The Nehalem chip is slowed down, yet does better

Dec 1, 2008 08:18 GMT  ·  By

Both Intel and AMD, the majors players in the processor industry, have introduced their latest chips (we're talking Shanghai and Core i7) with great fanfare, and people have jumped at the chance of testing their capabilities right away. The chips have been designed for use in two different areas of the market, yet the guys from AnandTech thought it would be interesting to have them subjected to the same test. Somehow, it proved they were right in doing so.

According to the piece written after tests were complete, they took a closer look at the performance capabilities of the 45 nm Opterons, Xeons and Core i7 CPUs. The benchmark that returned the most interesting performance results was LINPACK. The guys used for test a matrix size of 18000, which needed 2.5 GB of RAM, as they had only 3 GB of DDR-3 on the Core i7 platform. Also, they used the 9.1 version of Intel's LINPACK to have the same binary on both platforms. According to them, the current 10.1 version does not work on AMD CPUs.

The comparison between the two parts may not be considered the fairest one, as the Nehalem platform uses unbuffered RAM that comes with a lower latency and higher bandwidth than what the future Xeon “Nehalem” will sport. Even so, a general picture of how the new Shanghai would compare to Intel's architecture was drawn, and the screenshot attached to this article speaks for itself.

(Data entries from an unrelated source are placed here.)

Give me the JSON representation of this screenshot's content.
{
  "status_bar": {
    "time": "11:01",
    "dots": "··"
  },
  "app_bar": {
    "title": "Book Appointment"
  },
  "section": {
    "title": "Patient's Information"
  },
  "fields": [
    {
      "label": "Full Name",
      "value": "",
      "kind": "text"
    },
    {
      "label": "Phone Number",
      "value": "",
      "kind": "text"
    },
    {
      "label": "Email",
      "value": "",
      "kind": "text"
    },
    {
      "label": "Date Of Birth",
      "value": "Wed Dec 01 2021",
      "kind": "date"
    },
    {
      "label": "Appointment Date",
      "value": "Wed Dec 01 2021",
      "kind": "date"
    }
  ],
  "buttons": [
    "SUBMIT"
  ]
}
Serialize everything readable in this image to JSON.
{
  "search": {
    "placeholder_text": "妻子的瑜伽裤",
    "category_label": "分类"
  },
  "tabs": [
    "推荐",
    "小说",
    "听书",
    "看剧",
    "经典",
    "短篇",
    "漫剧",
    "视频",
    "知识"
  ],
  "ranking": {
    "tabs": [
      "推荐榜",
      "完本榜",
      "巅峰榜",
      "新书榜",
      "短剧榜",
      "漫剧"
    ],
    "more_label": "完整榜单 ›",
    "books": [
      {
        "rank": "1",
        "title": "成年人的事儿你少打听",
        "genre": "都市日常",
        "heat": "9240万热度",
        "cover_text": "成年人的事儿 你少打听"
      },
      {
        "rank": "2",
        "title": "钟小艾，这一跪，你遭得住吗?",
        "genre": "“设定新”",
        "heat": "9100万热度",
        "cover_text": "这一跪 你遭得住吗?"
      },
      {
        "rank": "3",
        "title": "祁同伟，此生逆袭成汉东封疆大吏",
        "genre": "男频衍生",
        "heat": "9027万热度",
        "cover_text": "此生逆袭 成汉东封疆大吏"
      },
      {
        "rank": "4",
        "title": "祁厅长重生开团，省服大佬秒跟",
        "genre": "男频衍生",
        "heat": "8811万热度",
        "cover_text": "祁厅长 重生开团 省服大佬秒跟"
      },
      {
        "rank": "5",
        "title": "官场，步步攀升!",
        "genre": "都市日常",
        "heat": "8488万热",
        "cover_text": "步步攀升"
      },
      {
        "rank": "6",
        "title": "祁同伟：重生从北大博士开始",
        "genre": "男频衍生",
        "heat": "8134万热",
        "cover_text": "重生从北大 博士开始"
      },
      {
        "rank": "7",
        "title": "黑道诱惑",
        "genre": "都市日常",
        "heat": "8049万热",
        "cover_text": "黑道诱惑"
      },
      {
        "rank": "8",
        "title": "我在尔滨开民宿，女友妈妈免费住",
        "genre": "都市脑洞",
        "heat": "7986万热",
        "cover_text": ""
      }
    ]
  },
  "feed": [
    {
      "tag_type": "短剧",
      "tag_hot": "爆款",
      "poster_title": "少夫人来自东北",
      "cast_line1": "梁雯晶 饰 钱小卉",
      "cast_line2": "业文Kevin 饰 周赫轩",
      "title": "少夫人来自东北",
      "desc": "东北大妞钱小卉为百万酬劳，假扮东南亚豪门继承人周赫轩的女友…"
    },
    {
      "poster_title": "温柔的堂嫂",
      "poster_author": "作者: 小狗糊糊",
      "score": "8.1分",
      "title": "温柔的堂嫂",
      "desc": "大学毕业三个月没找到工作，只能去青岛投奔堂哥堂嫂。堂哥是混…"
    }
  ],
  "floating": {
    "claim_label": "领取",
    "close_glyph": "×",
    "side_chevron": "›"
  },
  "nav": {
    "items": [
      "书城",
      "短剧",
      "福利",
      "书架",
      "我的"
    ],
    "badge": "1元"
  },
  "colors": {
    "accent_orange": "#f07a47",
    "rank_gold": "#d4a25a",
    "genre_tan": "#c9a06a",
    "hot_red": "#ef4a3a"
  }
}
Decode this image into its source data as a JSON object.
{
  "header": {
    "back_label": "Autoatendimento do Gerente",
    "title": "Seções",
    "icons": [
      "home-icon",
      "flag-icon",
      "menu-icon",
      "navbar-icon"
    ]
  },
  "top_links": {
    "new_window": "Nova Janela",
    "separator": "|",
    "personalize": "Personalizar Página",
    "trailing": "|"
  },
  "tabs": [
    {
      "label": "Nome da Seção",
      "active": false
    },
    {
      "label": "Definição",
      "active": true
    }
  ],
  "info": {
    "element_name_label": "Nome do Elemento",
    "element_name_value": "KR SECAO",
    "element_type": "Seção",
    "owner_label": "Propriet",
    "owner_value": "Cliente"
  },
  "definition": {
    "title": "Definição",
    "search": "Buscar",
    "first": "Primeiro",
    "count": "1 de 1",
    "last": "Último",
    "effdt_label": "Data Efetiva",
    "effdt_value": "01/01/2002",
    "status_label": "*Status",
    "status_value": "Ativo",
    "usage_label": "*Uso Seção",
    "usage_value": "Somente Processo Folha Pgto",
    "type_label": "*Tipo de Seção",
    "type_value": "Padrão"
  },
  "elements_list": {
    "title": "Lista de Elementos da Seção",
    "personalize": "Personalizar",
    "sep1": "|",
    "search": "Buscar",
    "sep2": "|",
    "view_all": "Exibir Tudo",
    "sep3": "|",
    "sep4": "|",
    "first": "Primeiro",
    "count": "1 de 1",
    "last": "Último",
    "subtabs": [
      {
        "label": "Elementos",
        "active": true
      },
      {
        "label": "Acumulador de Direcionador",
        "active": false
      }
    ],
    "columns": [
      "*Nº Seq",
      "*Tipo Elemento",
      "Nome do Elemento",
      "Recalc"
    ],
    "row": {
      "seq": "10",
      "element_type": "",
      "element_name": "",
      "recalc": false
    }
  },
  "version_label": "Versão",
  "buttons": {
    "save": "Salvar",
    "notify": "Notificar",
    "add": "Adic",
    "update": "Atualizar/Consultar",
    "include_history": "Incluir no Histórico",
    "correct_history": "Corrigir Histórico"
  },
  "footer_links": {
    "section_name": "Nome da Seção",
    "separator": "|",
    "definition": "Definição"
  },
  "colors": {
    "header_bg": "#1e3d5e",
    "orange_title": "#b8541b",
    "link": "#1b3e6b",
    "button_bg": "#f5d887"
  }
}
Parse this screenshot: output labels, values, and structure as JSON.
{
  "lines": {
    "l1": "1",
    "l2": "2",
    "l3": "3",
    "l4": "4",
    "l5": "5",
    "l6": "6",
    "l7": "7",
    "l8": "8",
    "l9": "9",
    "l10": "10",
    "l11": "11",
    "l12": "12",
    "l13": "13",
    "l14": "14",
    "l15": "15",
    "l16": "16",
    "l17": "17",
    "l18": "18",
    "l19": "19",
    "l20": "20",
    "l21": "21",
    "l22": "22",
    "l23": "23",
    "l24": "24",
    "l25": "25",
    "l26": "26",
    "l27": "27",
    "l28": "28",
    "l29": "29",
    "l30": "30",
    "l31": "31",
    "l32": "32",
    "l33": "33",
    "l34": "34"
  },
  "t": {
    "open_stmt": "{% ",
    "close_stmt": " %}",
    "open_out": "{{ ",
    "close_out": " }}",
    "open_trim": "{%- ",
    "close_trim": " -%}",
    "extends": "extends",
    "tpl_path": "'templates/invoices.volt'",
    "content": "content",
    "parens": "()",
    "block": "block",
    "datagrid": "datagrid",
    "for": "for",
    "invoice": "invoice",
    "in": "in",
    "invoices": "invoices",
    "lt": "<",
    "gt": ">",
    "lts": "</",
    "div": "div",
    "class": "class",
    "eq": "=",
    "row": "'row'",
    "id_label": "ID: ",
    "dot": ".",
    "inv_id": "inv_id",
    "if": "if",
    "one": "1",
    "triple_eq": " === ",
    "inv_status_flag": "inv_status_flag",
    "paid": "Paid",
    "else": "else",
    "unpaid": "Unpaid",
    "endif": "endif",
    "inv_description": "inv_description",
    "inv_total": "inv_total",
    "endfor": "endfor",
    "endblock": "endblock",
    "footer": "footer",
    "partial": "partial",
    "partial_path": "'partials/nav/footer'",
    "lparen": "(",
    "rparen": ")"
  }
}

The Hyperthreading (SMT) offers a great advantage to the Nehalem CPU when multi-threaded applications are involved, yet LINPACK slows the CPU by 10 percent. Although this might be an application able to slow down Intel's technology, there are many other HPC benchmarks that show larger gaps. For what it’s worth, Shanghai has the chip already on the market, while Nehalem-based Xeons will only arrive a few months from now.

The memory subsystem has only a small impact on performance, translated into a 6 percent gain, while the memory speed is increased by 50 percent. The effect of the memory speed is minimized due to the optimizations of the Math Kernel Libraries. For comparison, the triple channel DDR-3 memory system of Nehalem proves more than worthy on other HPC applications, says AnandTech.